June 2022

THE PRESIDENT THAT NEVER WAS

悲劇のJFKジュニア

text stuart husband

1999年、ホワイトハウス記者協会のディナーでのジョンとキャロリン。

 高校在学時に「最も美しい人物」と評されたこともあるキャロリンは、モデルのようなルックスを持った落ち着いた女性だった。ふたりは1996年にジョージア州沖のカンバーランド島で極秘結婚。ヘンリー王子とメーガン妃のように、社会の目を避けて暮らそうとしたように見える。彼の立場は王族並みにメディアや社会の注目を集めていたのだ。

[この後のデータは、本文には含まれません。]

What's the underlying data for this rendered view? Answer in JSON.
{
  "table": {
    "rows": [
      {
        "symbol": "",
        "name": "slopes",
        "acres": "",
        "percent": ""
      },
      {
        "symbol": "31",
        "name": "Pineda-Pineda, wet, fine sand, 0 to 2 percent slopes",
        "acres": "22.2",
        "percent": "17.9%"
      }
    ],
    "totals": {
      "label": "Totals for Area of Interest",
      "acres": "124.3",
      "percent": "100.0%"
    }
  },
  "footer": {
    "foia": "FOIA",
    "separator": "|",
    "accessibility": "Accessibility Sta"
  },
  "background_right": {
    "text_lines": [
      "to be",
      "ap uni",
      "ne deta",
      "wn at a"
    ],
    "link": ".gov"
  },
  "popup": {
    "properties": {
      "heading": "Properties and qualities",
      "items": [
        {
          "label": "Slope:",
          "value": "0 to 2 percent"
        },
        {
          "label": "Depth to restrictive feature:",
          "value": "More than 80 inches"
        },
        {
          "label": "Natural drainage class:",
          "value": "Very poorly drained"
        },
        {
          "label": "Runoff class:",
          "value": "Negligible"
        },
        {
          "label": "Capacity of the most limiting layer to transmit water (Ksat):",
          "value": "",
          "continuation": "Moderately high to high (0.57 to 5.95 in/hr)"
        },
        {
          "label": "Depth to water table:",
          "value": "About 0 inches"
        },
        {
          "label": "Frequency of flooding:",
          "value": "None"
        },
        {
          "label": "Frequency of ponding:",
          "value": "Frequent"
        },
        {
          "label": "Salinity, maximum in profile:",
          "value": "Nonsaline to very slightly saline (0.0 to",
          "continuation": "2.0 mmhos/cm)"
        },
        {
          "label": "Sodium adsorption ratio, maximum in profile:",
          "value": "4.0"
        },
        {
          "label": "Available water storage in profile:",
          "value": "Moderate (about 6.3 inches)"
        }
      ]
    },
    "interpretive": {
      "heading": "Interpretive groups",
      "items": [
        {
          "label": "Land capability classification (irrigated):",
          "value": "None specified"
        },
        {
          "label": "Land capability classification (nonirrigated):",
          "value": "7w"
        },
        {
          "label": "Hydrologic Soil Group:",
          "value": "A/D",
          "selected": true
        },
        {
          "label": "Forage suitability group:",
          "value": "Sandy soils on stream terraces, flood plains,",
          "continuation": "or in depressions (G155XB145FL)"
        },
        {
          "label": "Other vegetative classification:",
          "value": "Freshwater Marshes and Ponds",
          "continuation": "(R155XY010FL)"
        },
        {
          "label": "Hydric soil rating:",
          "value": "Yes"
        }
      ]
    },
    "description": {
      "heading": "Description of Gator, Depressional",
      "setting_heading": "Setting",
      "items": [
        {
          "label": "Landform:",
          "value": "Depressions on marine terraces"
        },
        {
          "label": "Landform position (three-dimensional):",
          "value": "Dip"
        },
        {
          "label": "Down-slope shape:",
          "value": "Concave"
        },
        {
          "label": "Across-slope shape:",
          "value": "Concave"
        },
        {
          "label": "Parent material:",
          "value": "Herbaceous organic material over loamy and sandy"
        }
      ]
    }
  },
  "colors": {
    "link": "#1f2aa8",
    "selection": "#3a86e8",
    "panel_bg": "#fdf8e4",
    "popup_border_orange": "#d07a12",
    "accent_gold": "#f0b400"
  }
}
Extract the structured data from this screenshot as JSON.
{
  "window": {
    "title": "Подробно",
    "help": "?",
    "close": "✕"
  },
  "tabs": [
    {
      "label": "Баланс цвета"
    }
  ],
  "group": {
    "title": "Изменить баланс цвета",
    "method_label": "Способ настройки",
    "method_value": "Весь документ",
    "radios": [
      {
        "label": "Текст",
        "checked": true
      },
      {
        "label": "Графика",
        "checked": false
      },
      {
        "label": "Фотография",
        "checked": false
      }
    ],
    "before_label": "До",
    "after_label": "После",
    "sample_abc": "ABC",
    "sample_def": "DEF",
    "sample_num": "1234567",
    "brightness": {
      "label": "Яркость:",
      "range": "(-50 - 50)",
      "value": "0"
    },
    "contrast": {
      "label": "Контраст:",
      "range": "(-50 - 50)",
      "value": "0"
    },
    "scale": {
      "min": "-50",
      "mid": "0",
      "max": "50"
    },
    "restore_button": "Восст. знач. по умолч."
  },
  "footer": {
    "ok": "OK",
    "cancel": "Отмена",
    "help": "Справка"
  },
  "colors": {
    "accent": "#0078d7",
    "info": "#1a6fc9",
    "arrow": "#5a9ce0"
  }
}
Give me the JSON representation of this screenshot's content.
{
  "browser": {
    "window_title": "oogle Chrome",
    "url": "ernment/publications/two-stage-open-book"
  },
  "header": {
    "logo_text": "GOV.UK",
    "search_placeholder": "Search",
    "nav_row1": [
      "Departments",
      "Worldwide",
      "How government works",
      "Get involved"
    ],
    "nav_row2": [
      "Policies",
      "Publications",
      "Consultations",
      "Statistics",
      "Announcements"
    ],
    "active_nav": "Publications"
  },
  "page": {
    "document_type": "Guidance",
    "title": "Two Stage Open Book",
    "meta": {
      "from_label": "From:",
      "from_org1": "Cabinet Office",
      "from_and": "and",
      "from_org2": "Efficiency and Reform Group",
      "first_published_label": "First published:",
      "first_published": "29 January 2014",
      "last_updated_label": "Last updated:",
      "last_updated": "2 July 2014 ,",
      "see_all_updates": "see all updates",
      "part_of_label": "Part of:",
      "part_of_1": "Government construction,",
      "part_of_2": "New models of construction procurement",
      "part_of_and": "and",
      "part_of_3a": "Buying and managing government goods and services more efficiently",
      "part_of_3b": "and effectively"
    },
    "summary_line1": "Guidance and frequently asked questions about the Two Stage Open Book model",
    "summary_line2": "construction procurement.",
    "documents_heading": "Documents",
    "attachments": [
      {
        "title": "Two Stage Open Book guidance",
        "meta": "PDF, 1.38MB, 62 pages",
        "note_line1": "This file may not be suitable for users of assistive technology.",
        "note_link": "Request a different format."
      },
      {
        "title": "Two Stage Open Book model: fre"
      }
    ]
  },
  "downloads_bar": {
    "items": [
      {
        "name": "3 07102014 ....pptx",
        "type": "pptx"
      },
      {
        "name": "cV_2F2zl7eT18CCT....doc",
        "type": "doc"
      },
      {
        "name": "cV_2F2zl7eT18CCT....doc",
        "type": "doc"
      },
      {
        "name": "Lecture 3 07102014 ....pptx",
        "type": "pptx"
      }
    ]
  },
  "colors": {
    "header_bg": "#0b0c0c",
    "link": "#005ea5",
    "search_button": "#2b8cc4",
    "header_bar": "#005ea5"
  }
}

 そしてあの1999年7月の運命の夜の前―ジョンは、自らが操縦する小型飛行機パイパー・サラトガにキャロリンとその姉のローレンを乗せて、ハイアニス・ポートで行われる従兄弟の結婚式に行くことを決めた。彼は自分の能力に自信過剰で向こう見ずなところがあり、既定の訓練を終えずに夜間飛行を行ったことが、この飛行機が消息を絶った一因であることは間違いない。けれども人々が感じたのはやはり、「聖」ケネディともいうべき人物を失うことにより彼の有望な将来が断たれ、アメリカの未来の可能性がひとつ消えてしまったという気持ちだった。

 あれから20年が過ぎ、JFKジュニアがアメリカの政治をこじれきった党派対立から救ってくれたらと考えたのは、歪んだ考えを持つQアノン信者だけではなかっただろう。保守系政治解説者のアン・コールターは『ハリウッド・リポーター』誌でこう語る。「(彼が生きていたら)状況は違っていたかもしれません。これほど両極化と憎しみが広がることはなかったでしょう。彼が基準をつくったでしょうから」。あるいは、彼はそうした境界線に苛立っていたかもしれない。

 ジョンはかつてこう言っていた。「素晴らしい人生を送るには、冒険が必要だ」。彼は短い生涯だったが、全力で生き抜いたのだ。

1996年、個性的な自転車と後ろ向きにかぶったキャップという独自のファッションスタイルを披露。